Vom einen kommend, in den anderen Raum zu gehen, ist in aller scheinbaren Alltäglichkeit eine existentielle Handlung. Ein Übertritt. Eine kleine Einübung auch in den immer schon wartenden Gang über jene Schwelle, die mit dem verbunden ist, was wir den Tod nennen.

Im sakralen, oder wie auch immer genannten Raum, tritt etwas an sich Unsichtbares in Präsenz. Einer der Väter des Bauhauses, Mies van der Rohe, sagte dazu in bauhausmäßiger Schlichtheit und Klarheit:
„Einen Raum bauen heißt, das Unsichtbare sichtbar zu machen, einen Ausschnitt aus dem Unendlichen zu gestalten.“
Das meint nichts anderes, als die Leere zwischen den Wänden, jenen „Zwischenraum“, so zu gestalten, dass er vorbereitet ist für das Geheimnisvolle. Erfüllte Leere nennt man das in asiatischer Spiritualität. Je klarer und schlichter der Raum sich den Sinnen bietet, desto tiefer ist die Wirkung.

Zwei Räume verschmelzen in der Begegnung mit dem Numinosen; der materielle äußere und der innere des Menschen. Beide, Erd- und Seelenenergie, wirken ineinander, verbinden sich zu einem Feld, das keine Grenzen kennt.
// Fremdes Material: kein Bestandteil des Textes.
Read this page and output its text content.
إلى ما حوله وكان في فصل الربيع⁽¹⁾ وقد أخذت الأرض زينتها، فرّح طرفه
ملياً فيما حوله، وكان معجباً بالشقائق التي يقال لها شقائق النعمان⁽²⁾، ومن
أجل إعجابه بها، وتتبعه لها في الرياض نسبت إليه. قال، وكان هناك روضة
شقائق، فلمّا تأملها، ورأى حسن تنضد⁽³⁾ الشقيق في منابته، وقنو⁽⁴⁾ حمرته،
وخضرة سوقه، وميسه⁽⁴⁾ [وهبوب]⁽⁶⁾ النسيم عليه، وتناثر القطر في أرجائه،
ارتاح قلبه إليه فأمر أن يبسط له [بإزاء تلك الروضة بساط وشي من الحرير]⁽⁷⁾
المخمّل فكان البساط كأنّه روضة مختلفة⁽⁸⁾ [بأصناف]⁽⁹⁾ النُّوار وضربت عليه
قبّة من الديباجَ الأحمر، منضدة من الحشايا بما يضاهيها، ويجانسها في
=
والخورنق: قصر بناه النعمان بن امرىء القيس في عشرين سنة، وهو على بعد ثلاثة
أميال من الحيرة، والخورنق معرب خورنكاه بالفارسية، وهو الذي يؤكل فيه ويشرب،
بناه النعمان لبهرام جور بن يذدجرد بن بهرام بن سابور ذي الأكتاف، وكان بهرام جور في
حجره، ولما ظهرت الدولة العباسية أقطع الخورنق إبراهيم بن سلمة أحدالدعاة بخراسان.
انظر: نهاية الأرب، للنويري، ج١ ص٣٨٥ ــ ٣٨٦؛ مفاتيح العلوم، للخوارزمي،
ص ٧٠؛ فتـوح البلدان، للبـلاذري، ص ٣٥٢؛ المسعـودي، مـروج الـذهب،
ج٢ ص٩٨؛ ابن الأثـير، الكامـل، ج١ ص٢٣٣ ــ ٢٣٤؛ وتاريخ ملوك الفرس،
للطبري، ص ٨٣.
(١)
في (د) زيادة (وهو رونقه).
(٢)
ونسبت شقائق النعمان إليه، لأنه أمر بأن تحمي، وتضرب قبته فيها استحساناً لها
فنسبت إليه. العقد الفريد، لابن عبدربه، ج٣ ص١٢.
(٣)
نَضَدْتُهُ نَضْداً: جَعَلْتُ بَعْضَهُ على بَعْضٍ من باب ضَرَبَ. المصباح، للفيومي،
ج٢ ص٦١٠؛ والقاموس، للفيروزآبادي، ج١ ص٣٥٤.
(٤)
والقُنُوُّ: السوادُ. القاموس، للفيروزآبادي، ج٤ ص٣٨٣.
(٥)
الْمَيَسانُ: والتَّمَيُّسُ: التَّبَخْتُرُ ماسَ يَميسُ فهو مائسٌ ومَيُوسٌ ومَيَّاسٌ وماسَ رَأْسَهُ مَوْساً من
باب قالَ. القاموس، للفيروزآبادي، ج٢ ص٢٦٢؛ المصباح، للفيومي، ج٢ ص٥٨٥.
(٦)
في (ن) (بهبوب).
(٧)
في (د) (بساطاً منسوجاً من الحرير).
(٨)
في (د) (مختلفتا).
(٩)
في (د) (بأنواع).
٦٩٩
Es ist ein dunkler Wintertag, nass, kalt, stürmisch. Früh schon ist die Sonne versunken. Ich suche das Tor der Kirche. Die Atmosphäre umfängt. Ich bewege mich, schauend, orientierend, stehe eine Weile, gehe dann zu einer Bank. Der Raum wandelt sich in akustischer und innerer Stille zu einem ganz eigenen Universum, wirkt nach inneren Gesetzen, die äußere Erwartungen und Regeln unmittelbar außer Kraft zu setzen in der Lage sind. Es berührt. Es verzaubert ein wenig. Es tröstet. Es flüstert: DU! Ich schließe die Augen.